The duo's third album is an unquestionable treat for the aural senses. Think of fragile lullabies, drifting melody lines, temperate undercurrents and a few tuneful up-tempo numbers, as these piano-guitar duets are organic and wistful, yet not overly sedate or monolithic akin to commercial New Age mall music.
Pieces like "Dawn" spark imagery of a faraway land via a simple melody, tinted with drifting qualities. Here, pianist Kana Kamitsubo renders elegant block chords, placing emphasis on the primary theme atop Sasha Markovic's gentle strumming, instilling a touch of folk into the jazz element. Moving forward, the duo adds a little more oomph, but conjures a sentimental portraiture throughout. The following track, "Sabbath Bloody Sabbath" begins with a buoyant motif where the duo exercises restraint and quaintness to coincide with a lovely hook.

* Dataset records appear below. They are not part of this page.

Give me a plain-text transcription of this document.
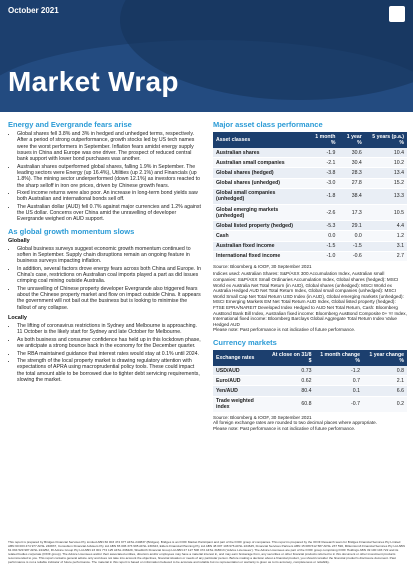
October 2021
Market Wrap
Energy and Evergrande fears arise
• Global shares fell 3.8% and 3% in hedged and unhedged terms, respectively. After a period of strong outperformance, growth stocks led by US tech names were the worst performers in September. Inflation fears amidst energy supply issues in China and Europe was one driver. The prospect of reduced central bank support with lower bond purchases was another.
• Australian shares outperformed global shares, falling 1.9% in September. The leading sectors were Energy (up 16.4%), Utilities (up 2.1%) and Financials (up 1.8%). The mining sector underperformed (down 12.1%) as investors reacted to the sharp selloff in iron ore prices, driven by Chinese growth fears.
• Fixed income returns were also poor. An increase in long-term bond yields saw both Australian and international bonds sell off.
• The Australian dollar (AUD) fell 0.7% against major currencies and 1.2% against the US dollar. Concerns over China amid the unravelling of developer Evergrande weighed on AUD support.
As global growth momentum slows
Globally
• Global business surveys suggest economic growth momentum continued to soften in September. Supply chain disruptions remain an ongoing feature in business surveys impacting inflation.
• In addition, several factors drove energy fears across both China and Europe. In China's case, restrictions on Australian coal imports played a part as did issues crimping coal mining outside Australia.
• The unravelling of Chinese property developer Evergrande also triggered fears about the Chinese property market and flow on impact outside China. It appears the government will not bail out the business but is looking to minimise the fallout of any collapse.
Locally
• The lifting of coronavirus restrictions in Sydney and Melbourne is approaching. 11 October is the likely start for Sydney and late October for Melbourne.
• As both business and consumer confidence has held up in this lockdown phase, we anticipate a strong bounce back in the economy for the December quarter.
• The RBA maintained guidance that interest rates would stay at 0.1% until 2024.
• The strength of the local property market is drawing regulatory attention with expectations of APRA using macroprudential policy tools. These could impact the total amount able to be borrowed due to tighter debt servicing requirements, slowing the market.
Major asset class performance
Asset classes	1 month %	1 year %	5 years (p.a.) %
Australian shares	-1.9	30.6	10.4
Australian small companies	-2.1	30.4	10.2
Global shares (hedged)	-3.8	28.3	13.4
Global shares (unhedged)	-3.0	27.8	15.2
Global small companies (unhedged)	-1.8	38.4	13.3
Global emerging markets (unhedged)	-2.6	17.3	10.5
Global listed property (hedged)	-5.3	29.1	4.4
Cash	0.0	0.0	1.2
Australian fixed income	-1.5	-1.5	3.1
International fixed income	-1.0	-0.6	2.7
Source: Bloomberg & IOOF, 30 September 2021
Indices used: Australian Shares: S&P/ASX 300 Accumulation Index, Australian small companies: S&P/ASX Small Ordinaries Accumulation Index, Global shares (hedged): MSCI World ex Australia Net Total Return (in AUD), Global shares (unhedged): MSCI World ex Australia Hedged AUD Net Total Return Index, Global small companies (unhedged): MSCI World Small Cap Net Total Return USD Index (in AUD), Global emerging markets (unhedged): MSCI Emerging Markets EM Net Total Return AUD Index, Global listed property (hedged): FTSE EPRA/NAREIT Developed Index Hedged to AUD Net Total Return, Cash: Bloomberg AusBond Bank Bill Index, Australian fixed income: Bloomberg AusBond Composite 0+ Yr Index, International fixed income: Bloomberg Barclays Global Aggregate Total Return Index Value Hedged AUD
Please note: Past performance is not indicative of future performance.
Currency markets
Exchange rates	At close on 31/8 $	1 month change %	1 year change %
USD/AUD	0.73	-1.2	0.8
Euro/AUD	0.62	0.7	2.1
Yen/AUD	80.4	0.1	6.6
Trade weighted index	60.8	-0.7	0.2
Source: Bloomberg & IOOF, 30 September 2021
All foreign exchange rates are rounded to two decimal places where appropriate.
Please note: Past performance is not indicative of future performance.
This report is prepared by Bridges Financial Services Pty Limited ABN 60 003 474 977 AFSL 240837 (Bridges). Bridges is an IOOF Market Participant and part of the IOOF group of companies. This report is prepared by the IOOF Research team for Bridges Financial Services Pty Limited ABN 60 003 474 977 AFSL 240837, Consultum Financial Advisers Pty Ltd ABN 65 006 373 995 AFSL 230323, Elders Financial Planning Pty Ltd ABN 48 007 108 976 AFSL 224645, Financial Services Partners ABN 15 089 512 587 AFSL 237 590, Millennium3 Financial Services Pty Ltd ABN 61 094 529 987 AFSL 244252, RI Advice Group Pty Ltd ABN 23 001 774 125 AFSL 238429, Shadforth Financial Group Ltd ABN 27 127 508 472 AFSL 318613 ('Advice Licensees'). The Advice Licensees are part of the IOOF group comprising IOOF Holdings ABN 49 100 103 722 and its related bodies corporate (IOOF group). The Advice Licensees and/or their associated entities, directors and/or employees may have a material interest in, and may earn brokerage from, any securities or other financial products referred to in this document or other investment products recommended to you. This report contains general advice only and does not take into account the objectives, financial situation or needs of any particular person. Before making a decision about a financial product, you should consider the financial product's disclosure document. Past performance is not a reliable indicator of future performance. The material in this report is based on information believed to be accurate and reliable but no representation or warranty is given as to its accuracy, completeness or reliability.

On "101" the musicians open it up, including Kamitsubo's eloquent solo and Markovic's steady comping. However, they reverse-engineer the main plot, highlighted by their fluid developments and the pianist's classical music paradigms and hammering chord clusters. The guitarist stretches out during "Mori (Forest Song)" as he integrates blues and folk into Kamitsubo's rolling chord voicings. And Markovic's resonating and spirited guitar work is also evident on "Kiri," and elsewhere.
This album contains therapeutic qualities amid lush phrasings, hummable themes and energized movements etched into a game-plan that intimates a heavy dose of emotive content, spanning similes of love, nature, sorrow and atonement. In addition, some of these largely memorable works seem to be legitimate contenders for cinematic scores, and perhaps rearranged and orchestrated for pop and rock genres.
Searching For The Moon; Dawn; Sabbath Bloody Sabbath; Muse; 101; Fall Winter; Riverwas; Mori (Forest
Song); Yuna; Kiri; Searching For The Moon (Reprise).
Sasha Markovic: guitar, mandolin; Kana Kamitsubo: piano; Special guest Ayumi Ueda - vocals (9).